En novembre, l’apparition au Québec d’un panneau publicitaire climatosceptique a entraîné une contre-attaque de l’Association des communicateurs scientifiques, décidée à ne pas laisser ce genre de mensonge prendre racine ici. L’association a produit, à ses frais, des panneaux destinés à rétablir les faits. Cette réaction rappelle combien il est important d’avoir, sur la place publique, une information scientifique solide. Mais elle rappelle aussi combien la bataille est inégale.
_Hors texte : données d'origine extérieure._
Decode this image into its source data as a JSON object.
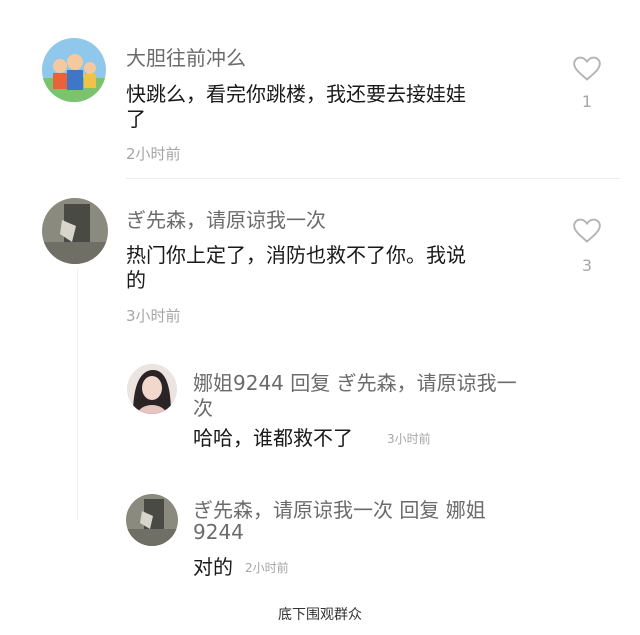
{
  "comments": [
    {
      "username": "大胆往前冲么",
      "text_line1": "快跳么，看完你跳楼，我还要去接娃娃",
      "text_line2": "了",
      "time": "2小时前",
      "likes": "1"
    },
    {
      "username": "ぎ先森，请原谅我一次",
      "text_line1": "热门你上定了，消防也救不了你。我说",
      "text_line2": "的",
      "time": "3小时前",
      "likes": "3",
      "replies": [
        {
          "header_line1": "娜姐9244  回复  ぎ先森，请原谅我一",
          "header_line2": "次",
          "text": "哈哈，谁都救不了",
          "time": "3小时前"
        },
        {
          "header_line1": "ぎ先森，请原谅我一次  回复  娜姐",
          "header_line2": "9244",
          "text": "对的",
          "time": "2小时前"
        }
      ]
    }
  ],
  "footer": "底下围观群众",
  "colors": {
    "background": "#ffffff",
    "username": "#6b6b6b",
    "text": "#1a1a1a",
    "muted": "#a6a6a6"
  },
  "icons": {
    "like": "heart-outline-icon"
  }
}
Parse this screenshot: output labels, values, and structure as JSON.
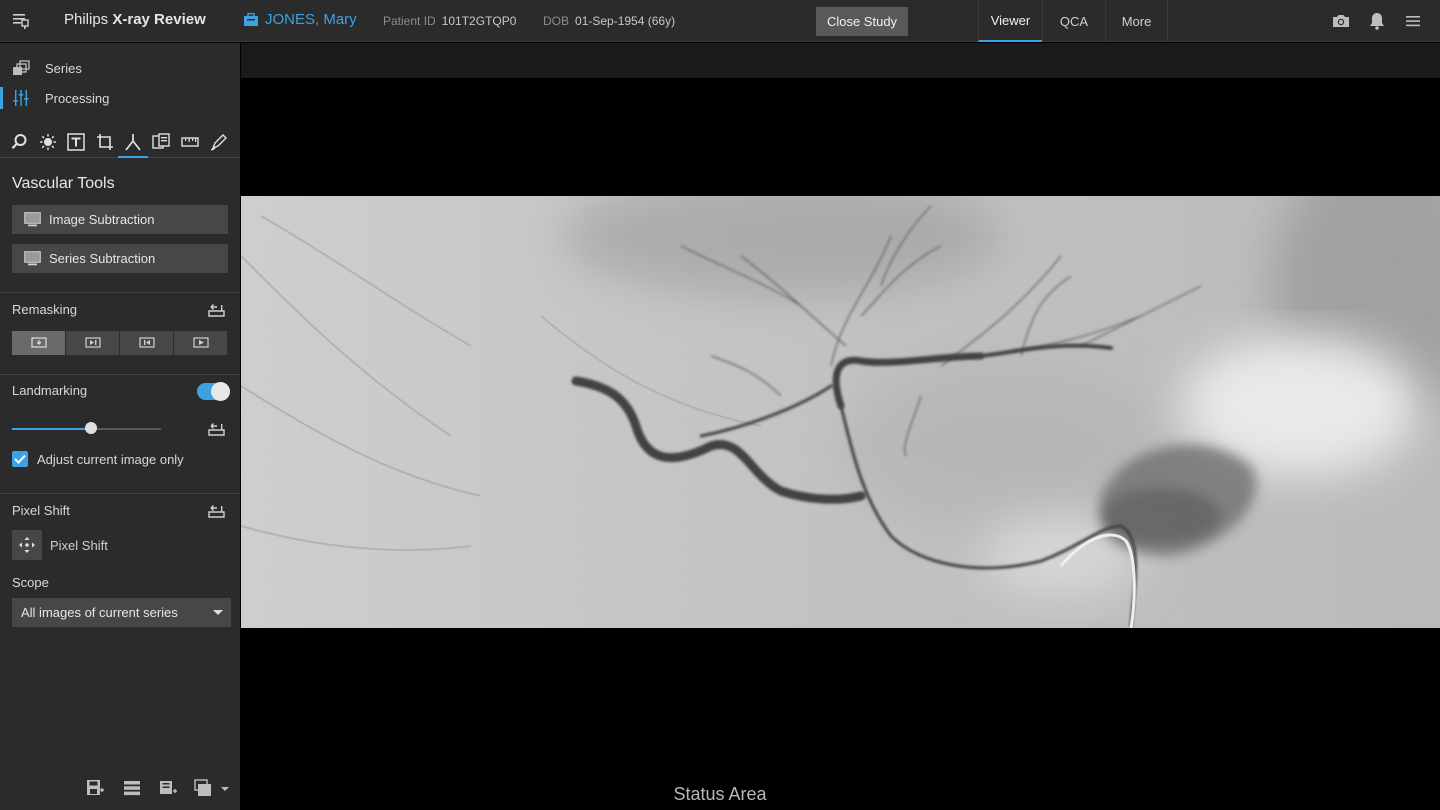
{
  "app": {
    "brand": "Philips",
    "product": "X-ray Review"
  },
  "patient": {
    "name": "JONES, Mary",
    "id_label": "Patient ID",
    "id_value": "101T2GTQP0",
    "dob_label": "DOB",
    "dob_value": "01-Sep-1954 (66y)"
  },
  "header": {
    "close_label": "Close Study",
    "tabs": [
      {
        "label": "Viewer",
        "active": true
      },
      {
        "label": "QCA",
        "active": false
      },
      {
        "label": "More",
        "active": false
      }
    ],
    "icons": [
      "camera-icon",
      "bell-icon",
      "hamburger-menu-icon"
    ]
  },
  "sidebar": {
    "nav": [
      {
        "label": "Series",
        "icon": "stack-icon",
        "active": false
      },
      {
        "label": "Processing",
        "icon": "sliders-icon",
        "active": true
      }
    ],
    "tools": [
      "magnifier-icon",
      "brightness-icon",
      "text-icon",
      "crop-icon",
      "vascular-icon",
      "subtract-icon",
      "ruler-icon",
      "pen-icon"
    ],
    "vascular": {
      "title": "Vascular Tools",
      "image_subtraction": "Image Subtraction",
      "series_subtraction": "Series Subtraction"
    },
    "remasking": {
      "label": "Remasking",
      "selected_index": 0
    },
    "landmarking": {
      "label": "Landmarking",
      "enabled": true,
      "level": 0.53
    },
    "adjust_current": {
      "label": "Adjust current image only",
      "checked": true
    },
    "pixel_shift": {
      "title": "Pixel Shift",
      "button_label": "Pixel Shift"
    },
    "scope": {
      "label": "Scope",
      "value": "All images of current series"
    },
    "bottom_icons": [
      "save-icon",
      "list-icon",
      "save-series-icon",
      "export-icon"
    ]
  },
  "viewer": {
    "status": "Status Area"
  },
  "colors": {
    "accent": "#3ea2e0",
    "panel": "#2b2b2b",
    "button": "#474747"
  }
}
Par Josée Nadia Drouin et Pascal Lapointe pour l’Agence Science-Presse, Pierre Sormany et Raymond Lemieux, pour Québec Science, Félix Maltais et Isabelle Vaillancourt pour Publications BLD

Le journalisme scientifique, en particulier, n’a jamais été aussi fragile au Québec. Après avoir connu une période de croissance des années 1960 jusqu’aux années 1980, on assiste à un lent recul : les magazines spécialisés ont fermé les uns après les autres (Forêt Conservation, Franc Vert, Astronomie Québec, L’Enjeu, etc.); Québec Science a réduit sa périodicité; les pages Science sont disparues des quotidiens. Et le mois dernier, l’Agence Science-Presse a failli disparaître, dans la foulée des coupures en vulgarisation scientifique un moment annoncées par le ministère de l’Économie, de l’Innovation et des Exportations.
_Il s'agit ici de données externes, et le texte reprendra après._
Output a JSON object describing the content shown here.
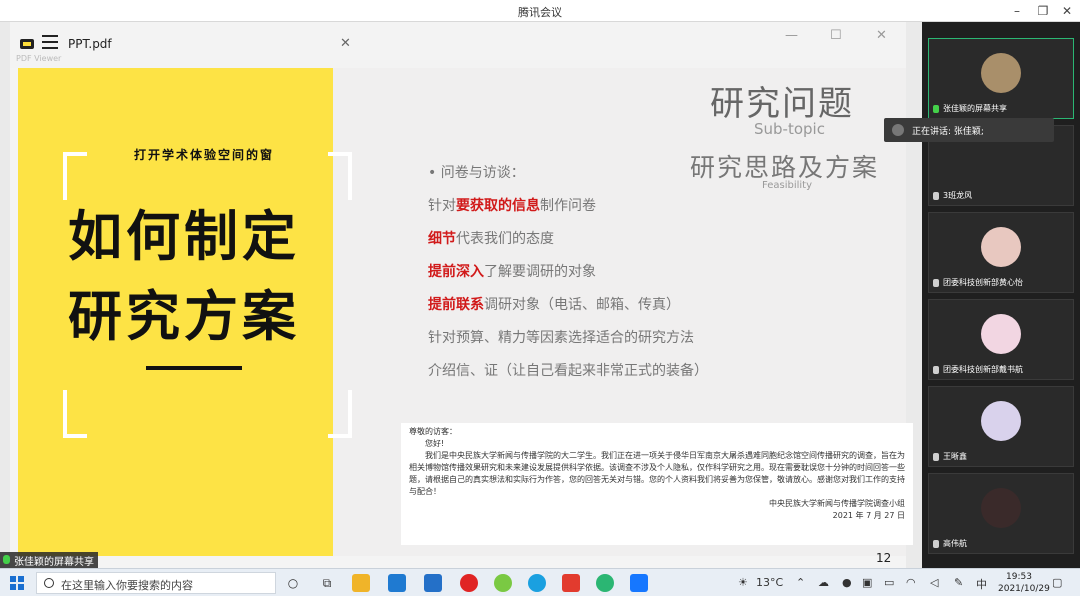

Ce recul est en partie lié à la crise des médias en général : ceux-ci réduisent leurs budgets et le journalisme scientifique n’est pas leur priorité. Ce recul est également lié à la croissance des relations publiques en science: les efforts qui, jadis, auraient été consacrés à renforcer le journalisme scientifique sont désormais dirigés vers des initiatives servant à mousser l’image des compagnies ou des institutions, comme les universités.
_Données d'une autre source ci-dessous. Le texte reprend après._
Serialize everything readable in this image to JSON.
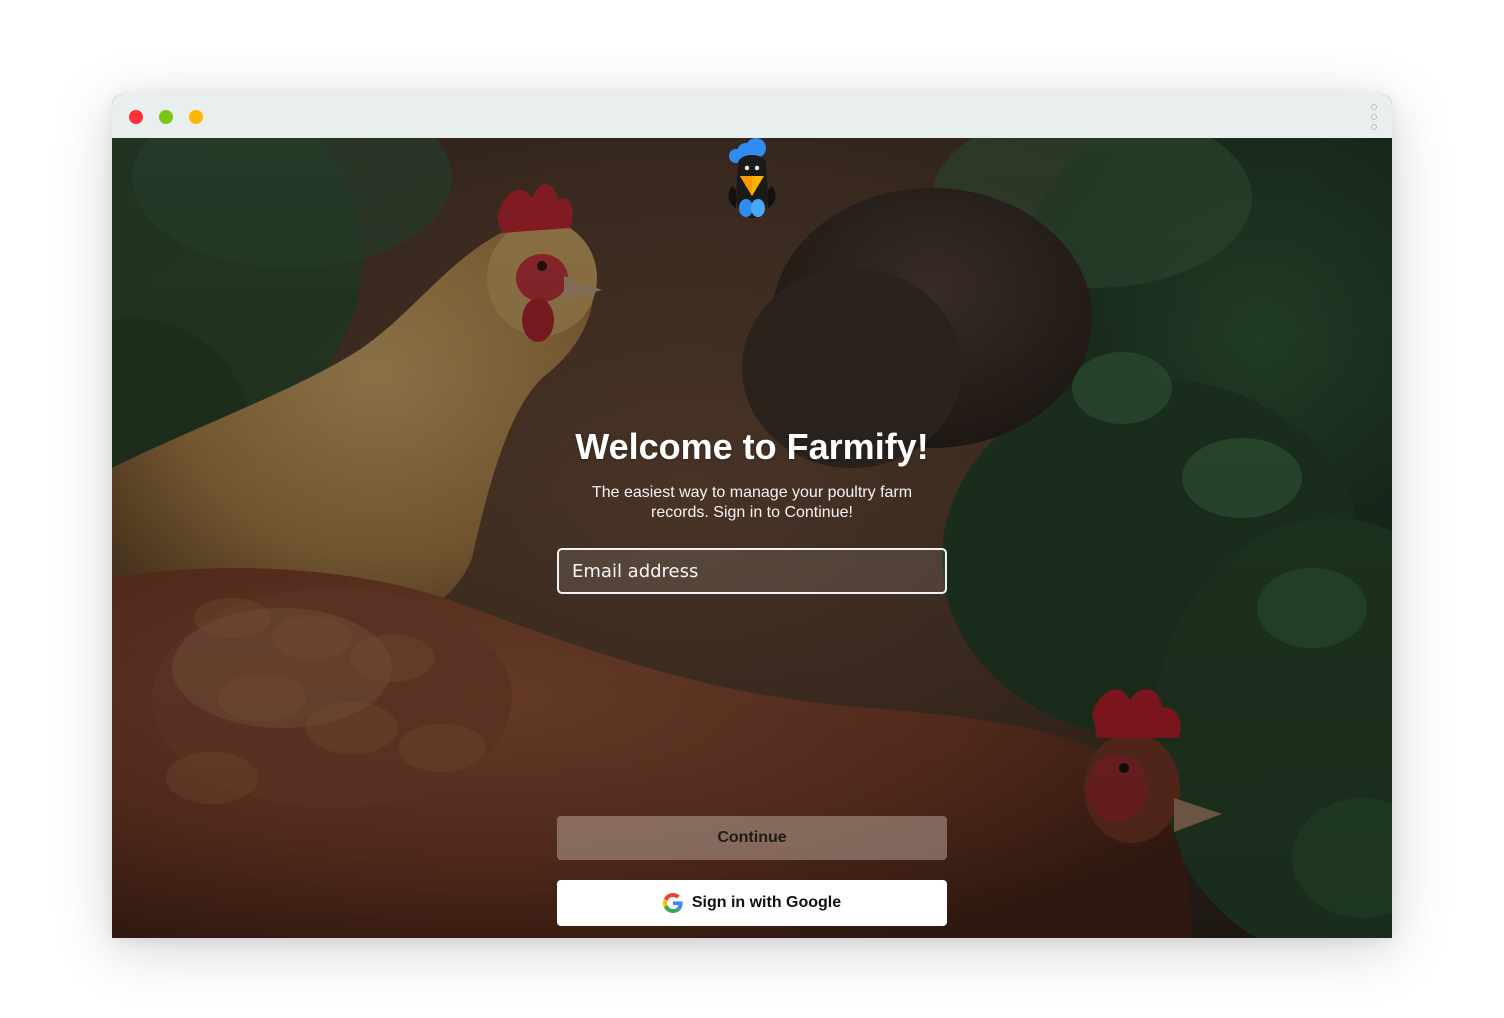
{
  "window": {
    "controls": {
      "close_color": "#ff2f3b",
      "minimize_color": "#79c70f",
      "zoom_color": "#ffb400"
    },
    "menu_icon": "kebab-vertical-icon"
  },
  "app": {
    "logo_icon": "rooster-logo-icon",
    "background_image": "chickens-photo"
  },
  "login": {
    "title": "Welcome to Farmify!",
    "subtitle": "The easiest way to manage your poultry farm records. Sign in to Continue!",
    "email": {
      "value": "",
      "placeholder": "Email address"
    },
    "continue_label": "Continue",
    "google_label": "Sign in with Google",
    "google_icon": "google-g-icon"
  },
  "colors": {
    "overlay": "#1d1714",
    "button_white": "#ffffff",
    "continue_bg": "#8f7f76"
  }
}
Or, on ne saurait trop insister sur l’importance de préserver un réseau de journalistes qui soit indépendant des institutions, des compagnies et des groupes d’intérêt. De plus, un journalisme scientifique solide, et en français, est primordial, à l’heure où le citoyen peut trouver sur Internet le pire comme le meilleur.

En-dehors de Radio-Canada, trois acteurs subsistent au Québec : Québec Science, l’Agence Science-Presse et — pour les jeunes — les publications BLD, qui éditent Les Débrouillards, Les Explorateurs et Curium. Tous sont fragiles, à des degrés divers, et si un de ces trois acteurs disparaît, les deux autres en seront affectés.

Mais surtout, c’est la qualité de l’information spécifique au Québec qui souffrirait de la disparition d’un ou l’autre de ces acteurs :

  • parce que son lectorat s’éparpillera en bonne partie vers les médias ou des sites français ou américains, appauvrissant l’information produite au Québec et en français;
  • parce que les grands médias (quotidiens, radio et télévision) s’appuient souvent sur le travail des magazines et de l’agence pour traiter des questions scientifiques;
  • parce que la disparition d’un des trois diminuera donc le rayonnement de la science québécoise dans la francophonie;
  • et parce que cela fera un débouché de moins pour la relève en journalisme scientifique, contribuant à décourager les jeunes professionnels à s’investir dans ce secteur.

Si on veut soutenir le journalisme scientifique, il faut accepter d’y investir. Le Québec a la chance unique de posséder depuis plus de 30 ans trois véritables institutions d’information et d’éducation scientifiques fort populaires : un magazine grand public, une agence de presse et trois magazines jeunesse. Piliers de la culture scientifique québécoise, ces médias doivent être considérés par le gouvernement québécois comme des éléments-clefs de toute politique de recherche et d’éducation scientifique et à ce titre, ils doivent continuer à être aidés par l’État, par des mécènes et par tous ceux qui ont à coeur le rayonnement de l’information scientifique et le développement social et économique de notre société.